New Delhi, May 21
The Supreme Court has directed the Jammu and Kashmir administration to transfer a Dutch national, a patient of paranoid schizophrenia, from the Central Prison, Srinagar, to the Institute of Human Behaviour and Allied Sciences, New Delhi, for specialised care.
The order came last week after advocate Rohan Garg submitted on behalf of petitioner Richard De Wit (53) that the accused had been in jail for a decade since his arrest in April 2013 in Srinagar in a murder case. His medical condition was deteriorating as no proper medical treatment for the disease was available in the Srinagar jail, Garg told a Bench led by Justice V Ramasubramanian (since retired).
The Bench, however, said: “It (his shifting from the Srinagar jail to the Institute of Human Behaviour and Allied Sciences) is on a condition that after the psychological condition of the petitioner/detenue improves, he shall be shifted to the Central Prison, Srinagar.”
“It is made clear that the period during which he receives treatment at the special care centre, will be part of the custody and hence, he will not be permitted to go out freely.
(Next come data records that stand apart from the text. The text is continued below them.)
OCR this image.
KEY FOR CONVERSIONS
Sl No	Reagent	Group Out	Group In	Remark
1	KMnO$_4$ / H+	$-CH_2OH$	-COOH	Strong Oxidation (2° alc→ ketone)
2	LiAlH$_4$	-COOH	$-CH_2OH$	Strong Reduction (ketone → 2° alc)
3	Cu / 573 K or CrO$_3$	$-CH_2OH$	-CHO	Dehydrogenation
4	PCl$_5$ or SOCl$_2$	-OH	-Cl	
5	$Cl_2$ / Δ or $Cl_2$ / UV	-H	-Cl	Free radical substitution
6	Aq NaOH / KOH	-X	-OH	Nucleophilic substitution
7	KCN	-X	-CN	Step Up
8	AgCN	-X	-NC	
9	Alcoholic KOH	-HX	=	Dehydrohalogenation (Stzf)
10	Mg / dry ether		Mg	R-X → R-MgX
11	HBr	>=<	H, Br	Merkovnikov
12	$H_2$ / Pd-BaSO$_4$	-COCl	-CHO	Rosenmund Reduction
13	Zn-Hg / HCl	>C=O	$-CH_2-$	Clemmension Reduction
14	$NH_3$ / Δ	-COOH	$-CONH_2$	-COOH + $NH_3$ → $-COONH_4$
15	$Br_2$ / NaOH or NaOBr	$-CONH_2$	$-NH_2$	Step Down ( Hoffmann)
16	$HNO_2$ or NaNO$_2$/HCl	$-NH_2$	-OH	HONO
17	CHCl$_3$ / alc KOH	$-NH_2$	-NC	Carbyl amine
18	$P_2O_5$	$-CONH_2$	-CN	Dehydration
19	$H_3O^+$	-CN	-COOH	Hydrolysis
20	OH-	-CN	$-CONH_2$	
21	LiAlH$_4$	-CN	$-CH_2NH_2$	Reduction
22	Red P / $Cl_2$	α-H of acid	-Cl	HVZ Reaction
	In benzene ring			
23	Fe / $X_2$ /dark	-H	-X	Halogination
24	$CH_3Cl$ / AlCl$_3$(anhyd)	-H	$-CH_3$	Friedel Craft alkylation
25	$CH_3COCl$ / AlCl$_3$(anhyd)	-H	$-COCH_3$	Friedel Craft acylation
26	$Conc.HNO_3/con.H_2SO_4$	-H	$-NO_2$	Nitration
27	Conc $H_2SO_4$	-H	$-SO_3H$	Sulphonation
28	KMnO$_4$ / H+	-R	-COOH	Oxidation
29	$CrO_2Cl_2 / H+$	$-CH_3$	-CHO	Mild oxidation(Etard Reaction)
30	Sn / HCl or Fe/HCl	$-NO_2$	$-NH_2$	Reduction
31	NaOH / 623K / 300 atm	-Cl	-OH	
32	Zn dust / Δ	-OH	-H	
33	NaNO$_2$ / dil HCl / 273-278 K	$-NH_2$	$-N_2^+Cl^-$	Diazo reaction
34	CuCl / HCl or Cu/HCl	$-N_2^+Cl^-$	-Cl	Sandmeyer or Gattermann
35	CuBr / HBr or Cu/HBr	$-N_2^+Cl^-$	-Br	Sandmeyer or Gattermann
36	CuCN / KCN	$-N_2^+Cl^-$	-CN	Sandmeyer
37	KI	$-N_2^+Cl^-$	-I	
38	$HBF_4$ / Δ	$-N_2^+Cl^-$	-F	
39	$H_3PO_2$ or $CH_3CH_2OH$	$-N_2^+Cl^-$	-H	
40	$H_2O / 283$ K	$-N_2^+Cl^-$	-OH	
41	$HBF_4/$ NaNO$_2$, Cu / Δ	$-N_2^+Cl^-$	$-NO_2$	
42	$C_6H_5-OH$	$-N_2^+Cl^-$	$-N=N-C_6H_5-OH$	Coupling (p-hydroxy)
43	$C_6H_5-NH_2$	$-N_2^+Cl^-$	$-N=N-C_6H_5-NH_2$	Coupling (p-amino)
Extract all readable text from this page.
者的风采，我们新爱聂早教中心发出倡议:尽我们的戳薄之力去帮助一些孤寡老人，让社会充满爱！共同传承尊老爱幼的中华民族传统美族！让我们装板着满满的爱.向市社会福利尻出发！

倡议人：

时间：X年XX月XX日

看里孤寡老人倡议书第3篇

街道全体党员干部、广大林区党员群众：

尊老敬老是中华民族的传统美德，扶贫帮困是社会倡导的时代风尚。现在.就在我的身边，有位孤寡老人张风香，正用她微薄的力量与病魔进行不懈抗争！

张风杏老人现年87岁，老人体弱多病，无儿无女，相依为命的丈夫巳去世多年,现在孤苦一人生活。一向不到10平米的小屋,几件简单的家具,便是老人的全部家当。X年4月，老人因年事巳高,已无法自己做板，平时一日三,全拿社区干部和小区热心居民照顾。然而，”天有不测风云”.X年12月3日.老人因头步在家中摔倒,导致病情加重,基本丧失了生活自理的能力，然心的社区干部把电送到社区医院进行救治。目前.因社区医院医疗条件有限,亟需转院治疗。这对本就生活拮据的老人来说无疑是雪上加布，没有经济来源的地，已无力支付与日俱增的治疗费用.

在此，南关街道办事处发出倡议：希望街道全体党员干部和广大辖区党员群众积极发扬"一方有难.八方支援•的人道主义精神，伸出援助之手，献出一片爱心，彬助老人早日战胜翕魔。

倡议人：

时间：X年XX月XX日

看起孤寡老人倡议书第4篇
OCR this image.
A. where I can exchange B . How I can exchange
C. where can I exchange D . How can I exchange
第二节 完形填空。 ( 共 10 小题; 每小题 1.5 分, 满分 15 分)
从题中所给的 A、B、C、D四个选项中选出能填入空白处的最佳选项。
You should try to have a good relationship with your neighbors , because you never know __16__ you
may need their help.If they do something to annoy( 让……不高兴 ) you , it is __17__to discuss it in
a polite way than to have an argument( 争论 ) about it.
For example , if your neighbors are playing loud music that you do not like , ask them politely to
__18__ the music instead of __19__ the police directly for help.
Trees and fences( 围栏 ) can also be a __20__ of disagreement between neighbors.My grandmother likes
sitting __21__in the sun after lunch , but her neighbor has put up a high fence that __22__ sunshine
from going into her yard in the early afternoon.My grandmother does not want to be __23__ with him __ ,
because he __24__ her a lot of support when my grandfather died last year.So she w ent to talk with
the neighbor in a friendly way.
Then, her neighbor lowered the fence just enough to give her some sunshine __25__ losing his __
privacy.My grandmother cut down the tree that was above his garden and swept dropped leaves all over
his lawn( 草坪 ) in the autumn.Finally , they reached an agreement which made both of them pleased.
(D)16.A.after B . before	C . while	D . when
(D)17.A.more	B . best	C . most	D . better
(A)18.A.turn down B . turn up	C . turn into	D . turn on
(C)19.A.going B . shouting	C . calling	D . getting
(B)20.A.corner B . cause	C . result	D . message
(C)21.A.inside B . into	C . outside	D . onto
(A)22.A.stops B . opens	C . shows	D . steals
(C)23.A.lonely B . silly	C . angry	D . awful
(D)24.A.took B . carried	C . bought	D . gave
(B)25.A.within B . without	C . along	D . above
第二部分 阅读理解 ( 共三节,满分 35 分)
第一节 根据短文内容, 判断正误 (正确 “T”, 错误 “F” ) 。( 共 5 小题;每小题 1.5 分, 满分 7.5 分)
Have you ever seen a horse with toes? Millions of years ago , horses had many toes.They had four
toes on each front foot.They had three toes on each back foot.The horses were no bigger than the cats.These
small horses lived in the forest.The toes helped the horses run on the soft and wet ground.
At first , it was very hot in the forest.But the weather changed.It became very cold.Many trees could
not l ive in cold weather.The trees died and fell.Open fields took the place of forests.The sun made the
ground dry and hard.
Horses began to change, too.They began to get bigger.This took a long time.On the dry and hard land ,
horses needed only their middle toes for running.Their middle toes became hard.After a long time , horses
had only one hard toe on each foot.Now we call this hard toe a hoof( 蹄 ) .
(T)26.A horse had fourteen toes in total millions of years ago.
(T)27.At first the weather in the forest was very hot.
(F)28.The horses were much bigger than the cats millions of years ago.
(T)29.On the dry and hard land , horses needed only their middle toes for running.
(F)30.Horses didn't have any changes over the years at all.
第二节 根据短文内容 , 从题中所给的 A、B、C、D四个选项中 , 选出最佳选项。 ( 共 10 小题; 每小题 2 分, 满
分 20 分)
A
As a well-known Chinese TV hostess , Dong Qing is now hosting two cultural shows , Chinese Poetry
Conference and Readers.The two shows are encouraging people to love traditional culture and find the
The mother (Mrs Eleanor Catharina de Boer – de Wit) of the petitioner/detenue is permitted to visit him at the specialised care centre,” it ordered on May 15.
The counsel for the J&K administration submitted that it had no objection to the petitioner being shifted to any one of them on the condition that he returned after his condition improved.
The top court had last month issued a notice to the J&K administration on the Dutch national's seeking direction to the authorities to provide him proper medical treatment for paranoid schizophrenia at a specialised hospital.